Monday, June 24, 2013
Witness Disclosures
I am about to start a series of articles on various aspects of discovery.
Some of it is to refresh myself on various things, some of it is to serve as a
warning. A few years ago, I got involved in a case post trial. One of the issues was the exclusion of
several witnesses at trial. The
attorney’s had complied with Rule 26 of the Mississippi Rules of Civil
Procedure and had disclosed the name, address, telephone number, and had even
went further and disclosed generally what the witnesses were expected to
testify at trial about. At trial, the
chancellor took the position that anything not disclosed in the witness
disclosures, the witnesses would not be allowed to testify about. This happened in the middle of trial
apparently after one witness started testifying about the opposing party making
death threats.
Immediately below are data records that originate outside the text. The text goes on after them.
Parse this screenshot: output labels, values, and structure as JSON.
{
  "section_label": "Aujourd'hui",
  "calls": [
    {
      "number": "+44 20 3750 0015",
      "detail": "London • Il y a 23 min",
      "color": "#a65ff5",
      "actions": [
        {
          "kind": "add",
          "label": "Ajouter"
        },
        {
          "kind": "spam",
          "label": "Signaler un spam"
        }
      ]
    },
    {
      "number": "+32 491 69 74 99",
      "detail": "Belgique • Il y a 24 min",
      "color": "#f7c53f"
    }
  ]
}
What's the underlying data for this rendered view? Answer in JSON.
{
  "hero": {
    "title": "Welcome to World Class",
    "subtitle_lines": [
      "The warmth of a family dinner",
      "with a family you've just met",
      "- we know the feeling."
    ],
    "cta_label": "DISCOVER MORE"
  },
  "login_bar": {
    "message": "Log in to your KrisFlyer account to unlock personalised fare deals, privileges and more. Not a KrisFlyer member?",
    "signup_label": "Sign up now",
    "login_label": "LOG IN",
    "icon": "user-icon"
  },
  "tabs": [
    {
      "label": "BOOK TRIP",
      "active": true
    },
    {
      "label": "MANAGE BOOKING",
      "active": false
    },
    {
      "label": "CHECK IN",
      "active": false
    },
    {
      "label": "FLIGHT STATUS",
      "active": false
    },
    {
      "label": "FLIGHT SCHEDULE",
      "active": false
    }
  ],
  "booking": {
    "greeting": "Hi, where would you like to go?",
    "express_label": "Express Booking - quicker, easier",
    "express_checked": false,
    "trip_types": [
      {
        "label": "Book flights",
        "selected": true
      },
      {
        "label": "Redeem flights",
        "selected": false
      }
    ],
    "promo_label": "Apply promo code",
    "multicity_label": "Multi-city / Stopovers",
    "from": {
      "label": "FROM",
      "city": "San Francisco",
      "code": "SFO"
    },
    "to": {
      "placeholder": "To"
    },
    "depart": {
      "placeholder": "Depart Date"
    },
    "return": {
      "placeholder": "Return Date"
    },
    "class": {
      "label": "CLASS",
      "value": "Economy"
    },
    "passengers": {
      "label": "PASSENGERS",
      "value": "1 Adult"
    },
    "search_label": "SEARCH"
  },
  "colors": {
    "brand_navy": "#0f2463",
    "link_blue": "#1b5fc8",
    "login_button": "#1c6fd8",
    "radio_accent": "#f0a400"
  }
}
The party offering the
witness took the position they had complied with everything Rule 26 required
and the opposing party should have talked to the witness before trial. The party opposing the witness stated they
had asked for the sum and substance of the witness testimony and that it was
“trial by ambush” not to provide it. Ultimately,
the chancellor’s ruling was affirmed on appeal as not an abuse of discretion. To me and several other attorney’s who looked
at the issue, the party offering the witness seemed to do everything required
of them and I know several attorneys who still adopt this position in
disclosure of witnesses. To be safe, I
now threat lay witnesses almost the same as expert witnesses that I previously
discussed here. I tend to
disclose everything I intend to have the witness testify about. The thing to remember is that a witness has
never been excluded when too much information regarding their testimony has
been disclosed to the opposing party.